Calculate and return the parsimony score given a tree and the MSA using either the Fitch algorithm (without a penalty matrix) or the Sankoff algorithm (with a matrix).
- class Bio.Phylo.TreeConstruction.ParsimonyTreeConstructor(searcher, starting_tree=None)
Bases:
TreeConstructor
Parsimony tree constructor.
- Parameters:
- searcherTreeSearcher
tree searcher to search the best parsimony tree.
- starting_treeTree
starting tree provided to the searcher.
Examples
We will load an alignment, and then load various trees which have already been computed from it:
>>> from Bio import AlignIO, Phylo >>> aln = AlignIO.read(open('TreeConstruction/msa.phy'), 'phylip') >>> print(aln) Alignment with 5 rows and 13 columns AACGTGGCCACAT Alpha AAGGTCGCCACAC Beta CAGTTCGCCACAA Gamma GAGATTTCCGCCT Delta GAGATCTCCGCCC Epsilon
Load a starting tree:
>>> starting_tree = Phylo.read('TreeConstruction/nj.tre', 'newick') >>> print(starting_tree) Tree(rooted=False, weight=1.0) Clade(branch_length=0.0, name='Inner3') Clade(branch_length=0.01421, name='Inner2') Clade(branch_length=0.23927, name='Inner1') Clade(branch_length=0.08531, name='Epsilon') Clade(branch_length=0.13691, name='Delta') Clade(branch_length=0.2923, name='Alpha') Clade(branch_length=0.07477, name='Beta') Clade(branch_length=0.17523, name='Gamma')
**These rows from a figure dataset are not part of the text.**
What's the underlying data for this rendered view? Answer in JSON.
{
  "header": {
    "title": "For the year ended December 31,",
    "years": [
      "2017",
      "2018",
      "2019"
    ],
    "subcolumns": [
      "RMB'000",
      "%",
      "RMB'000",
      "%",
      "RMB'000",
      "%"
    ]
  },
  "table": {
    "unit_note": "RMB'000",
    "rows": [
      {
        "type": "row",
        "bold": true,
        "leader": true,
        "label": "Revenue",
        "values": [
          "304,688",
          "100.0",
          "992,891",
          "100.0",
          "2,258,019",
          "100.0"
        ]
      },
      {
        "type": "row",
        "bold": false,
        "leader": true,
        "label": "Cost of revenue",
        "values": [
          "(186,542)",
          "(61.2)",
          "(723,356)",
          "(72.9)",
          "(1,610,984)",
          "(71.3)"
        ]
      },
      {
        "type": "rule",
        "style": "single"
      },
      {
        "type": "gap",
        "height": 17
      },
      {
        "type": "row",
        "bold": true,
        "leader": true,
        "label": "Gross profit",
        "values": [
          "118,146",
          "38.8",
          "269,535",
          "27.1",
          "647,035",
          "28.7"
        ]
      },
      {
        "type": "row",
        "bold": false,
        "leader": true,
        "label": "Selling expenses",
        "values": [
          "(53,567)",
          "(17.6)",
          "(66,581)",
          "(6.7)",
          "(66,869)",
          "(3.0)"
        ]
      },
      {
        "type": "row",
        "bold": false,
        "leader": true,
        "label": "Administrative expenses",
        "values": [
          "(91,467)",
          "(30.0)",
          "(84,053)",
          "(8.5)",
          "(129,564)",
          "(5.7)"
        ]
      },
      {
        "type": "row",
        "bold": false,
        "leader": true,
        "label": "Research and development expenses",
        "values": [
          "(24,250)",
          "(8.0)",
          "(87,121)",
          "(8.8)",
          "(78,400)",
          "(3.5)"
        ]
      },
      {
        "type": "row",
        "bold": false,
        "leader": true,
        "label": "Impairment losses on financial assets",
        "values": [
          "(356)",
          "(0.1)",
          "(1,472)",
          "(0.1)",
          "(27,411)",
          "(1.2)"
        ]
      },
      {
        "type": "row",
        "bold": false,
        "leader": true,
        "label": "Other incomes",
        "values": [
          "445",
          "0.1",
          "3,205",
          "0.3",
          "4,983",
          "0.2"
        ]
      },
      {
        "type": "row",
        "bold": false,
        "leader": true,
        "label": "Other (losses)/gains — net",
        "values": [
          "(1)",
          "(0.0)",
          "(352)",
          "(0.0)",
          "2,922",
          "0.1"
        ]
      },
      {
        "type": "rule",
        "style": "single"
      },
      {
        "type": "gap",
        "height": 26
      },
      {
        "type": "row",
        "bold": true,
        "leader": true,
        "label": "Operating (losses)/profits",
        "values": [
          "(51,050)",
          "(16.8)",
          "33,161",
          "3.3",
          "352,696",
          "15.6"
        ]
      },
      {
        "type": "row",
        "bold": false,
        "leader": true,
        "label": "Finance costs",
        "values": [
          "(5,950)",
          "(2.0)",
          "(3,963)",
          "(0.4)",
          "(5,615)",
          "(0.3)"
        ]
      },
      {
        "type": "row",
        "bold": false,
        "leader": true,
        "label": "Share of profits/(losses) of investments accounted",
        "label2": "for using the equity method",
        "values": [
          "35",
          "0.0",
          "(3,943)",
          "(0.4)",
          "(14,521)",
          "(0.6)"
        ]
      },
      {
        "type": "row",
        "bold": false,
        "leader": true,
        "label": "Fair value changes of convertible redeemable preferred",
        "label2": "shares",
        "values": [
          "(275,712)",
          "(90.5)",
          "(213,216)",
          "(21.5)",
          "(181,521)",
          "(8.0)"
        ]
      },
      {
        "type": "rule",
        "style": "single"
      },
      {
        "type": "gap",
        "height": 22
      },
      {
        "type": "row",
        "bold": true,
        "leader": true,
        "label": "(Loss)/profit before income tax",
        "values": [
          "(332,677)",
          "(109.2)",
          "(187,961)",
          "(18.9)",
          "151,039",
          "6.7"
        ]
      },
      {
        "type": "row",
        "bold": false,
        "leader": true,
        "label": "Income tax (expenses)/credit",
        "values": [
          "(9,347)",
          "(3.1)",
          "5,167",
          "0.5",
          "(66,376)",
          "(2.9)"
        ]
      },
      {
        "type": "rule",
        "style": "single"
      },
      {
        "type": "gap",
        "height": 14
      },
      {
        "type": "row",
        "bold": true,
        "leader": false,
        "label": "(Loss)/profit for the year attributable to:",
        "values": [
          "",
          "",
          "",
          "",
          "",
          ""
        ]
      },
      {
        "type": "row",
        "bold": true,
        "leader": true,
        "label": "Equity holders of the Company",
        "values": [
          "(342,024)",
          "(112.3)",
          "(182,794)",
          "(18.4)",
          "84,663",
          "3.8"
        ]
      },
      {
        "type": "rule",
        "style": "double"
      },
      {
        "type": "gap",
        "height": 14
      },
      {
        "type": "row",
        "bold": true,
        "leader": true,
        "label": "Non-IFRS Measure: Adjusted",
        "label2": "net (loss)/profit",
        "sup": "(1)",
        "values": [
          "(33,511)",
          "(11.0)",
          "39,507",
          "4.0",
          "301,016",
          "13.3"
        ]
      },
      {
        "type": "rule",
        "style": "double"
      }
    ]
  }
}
Build the Parsimony tree from the starting tree:
>>> scorer = Phylo.TreeConstruction.ParsimonyScorer() >>> searcher = Phylo.TreeConstruction.NNITreeSearcher(scorer) >>> constructor = Phylo.TreeConstruction.ParsimonyTreeConstructor(searcher, starting_tree) >>> pars_tree = constructor.build_tree(aln) >>> print(pars_tree) Tree(rooted=True, weight=1.0) Clade(branch_length=0.0) Clade(branch_length=0.19732999999999998, name='Inner1') Clade(branch_length=0.13691, name='Delta') Clade(branch_length=0.08531, name='Epsilon') Clade(branch_length=0.04194000000000003, name='Inner2') Clade(branch_length=0.01421, name='Inner3') Clade(branch_length=0.17523, name='Gamma') Clade(branch_length=0.07477, name='Beta') Clade(branch_length=0.2923, name='Alpha')
Same example, using the new Alignment class:
>>> from Bio import Align, Phylo >>> alignment = Align.read(open('TreeConstruction/msa.phy'), 'phylip') >>> print(alignment) Alpha 0 AACGTGGCCACAT 13 Beta 0 AAGGTCGCCACAC 13 Gamma 0 CAGTTCGCCACAA 13 Delta 0 GAGATTTCCGCCT 13 Epsilon 0 GAGATCTCCGCCC 13
Load a starting tree:
>>> starting_tree = Phylo.read('TreeConstruction/nj.tre', 'newick') >>> print(starting_tree) Tree(rooted=False, weight=1.0) Clade(branch_length=0.0, name='Inner3') Clade(branch_length=0.01421, name='Inner2') Clade(branch_length=0.23927, name='Inner1') Clade(branch_length=0.08531, name='Epsilon') Clade(branch_length=0.13691, name='Delta') Clade(branch_length=0.2923, name='Alpha') Clade(branch_length=0.07477, name='Beta') Clade(branch_length=0.17523, name='Gamma')
Build the Parsimony tree from the starting tree:
>>> scorer = Phylo.TreeConstruction.ParsimonyScorer() >>> searcher = Phylo.TreeConstruction.NNITreeSearcher(scorer) >>> constructor = Phylo.TreeConstruction.ParsimonyTreeConstructor(searcher, starting_tree) >>> pars_tree = constructor.build_tree(alignment) >>> print(pars_tree) Tree(rooted=True, weight=1.0) Clade(branch_length=0.0) Clade(branch_length=0.19732999999999998, name='Inner1') Clade(branch_length=0.13691, name='Delta') Clade(branch_length=0.08531, name='Epsilon') Clade(branch_length=0.04194000000000003, name='Inner2') Clade(branch_length=0.01421, name='Inner3') Clade(branch_length=0.17523, name='Gamma') Clade(branch_length=0.07477, name='Beta') Clade(branch_length=0.2923, name='Alpha')
- __init__(searcher, starting_tree=None)
Initialize the class.
- build_tree(alignment)
Build the tree.
- Parameters:
- alignmentMultipleSeqAlignment
multiple sequence alignment to calculate parsimony tree.